Microstructure and mechanical properties of severely deformed Mg–3%Al–1%Zn alloy via isothermal differential speed rolling at 453 K

Abstract

The paper reported the microstructure evolution and mechanical properties of the severely deformed Mg–3%Al–1%Zn alloy sample via isothermal differential speed rolling (DSR) at 453K. The present samples were subjected to DSR operations with the height reduction of 30% at the roll speed ratio of 1:3 for the lower and upper rolls, and these results were compared to those deformed by equal speed rolling (ESR). After two-pass of the DSR, most of the grains were refined markedly to ∼3.3μm with a globular shape whose grain size was lower than that via ESR. In addition, Vickers microhardness values of the samples via DSR were higher than those via ESR. The results of tension tests revealed that yield and ultimate tensile strengths of the severely deformed samples via DSR were measured to be ∼198 and ∼228MPa, respectively.
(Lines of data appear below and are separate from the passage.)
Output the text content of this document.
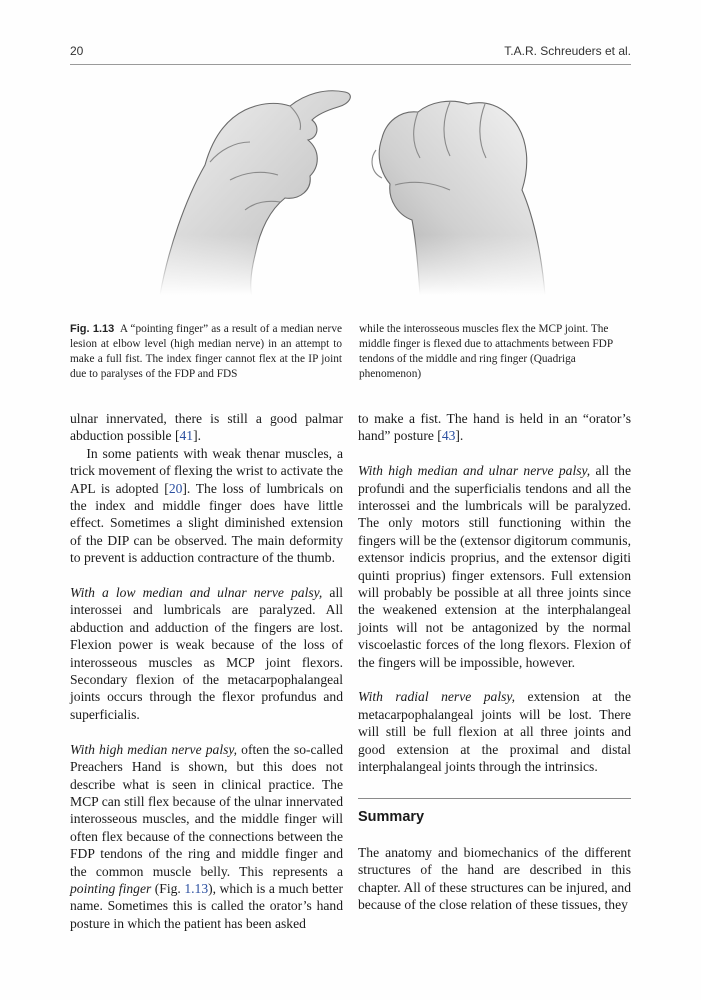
20	T.A.R. Schreuders et al.
Fig. 1.13 A “pointing finger” as a result of a median nerve lesion at elbow level (high median nerve) in an attempt to make a full fist. The index finger cannot flex at the IP joint due to paralyses of the FDP and FDS
while the interosseous muscles flex the MCP joint. The middle finger is flexed due to attachments between FDP tendons of the middle and ring finger (Quadriga phenomenon)

ulnar innervated, there is still a good palmar abduction possible [41].

In some patients with weak thenar muscles, a trick movement of flexing the wrist to activate the APL is adopted [20]. The loss of lumbricals on the index and middle finger does have little effect. Sometimes a slight diminished extension of the DIP can be observed. The main deformity to prevent is adduction contracture of the thumb.

With a low median and ulnar nerve palsy, all interossei and lumbricals are paralyzed. All abduction and adduction of the fingers are lost. Flexion power is weak because of the loss of interosseous muscles as MCP joint flexors. Secondary flexion of the metacarpophalangeal joints occurs through the flexor profundus and superficialis.

With high median nerve palsy, often the so-called Preachers Hand is shown, but this does not describe what is seen in clinical practice. The MCP can still flex because of the ulnar innervated interosseous muscles, and the middle finger will often flex because of the connections between the FDP tendons of the ring and middle finger and the common muscle belly. This represents a pointing finger (Fig. 1.13), which is a much better name. Sometimes this is called the orator’s hand posture in which the patient has been asked

to make a fist. The hand is held in an “orator’s hand” posture [43].

With high median and ulnar nerve palsy, all the profundi and the superficialis tendons and all the interossei and the lumbricals will be paralyzed. The only motors still functioning within the fingers will be the (extensor digitorum communis, extensor indicis proprius, and the extensor digiti quinti proprius) finger extensors. Full extension will probably be possible at all three joints since the weakened extension at the interphalangeal joints will not be antagonized by the normal viscoelastic forces of the long flexors. Flexion of the fingers will be impossible, however.

With radial nerve palsy, extension at the metacarpophalangeal joints will be lost. There will still be full flexion at all three joints and good extension at the proximal and distal interphalangeal joints through the intrinsics.

Summary

The anatomy and biomechanics of the different structures of the hand are described in this chapter. All of these structures can be injured, and because of the close relation of these tissues, they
It is worth noting that, with increasing numbers of operations, the tensile ductility of the sample deformed by the DSR was restored whilst the elongation of the sample deformed by the ESR was monotonously deteriorated although both of the cases exhibited lower elongation compared to the as-homogenized. Such phenomenon underlying the restoration of the tensile ductility was discussed by taking the role of the conjugated macro-shear deformation into account.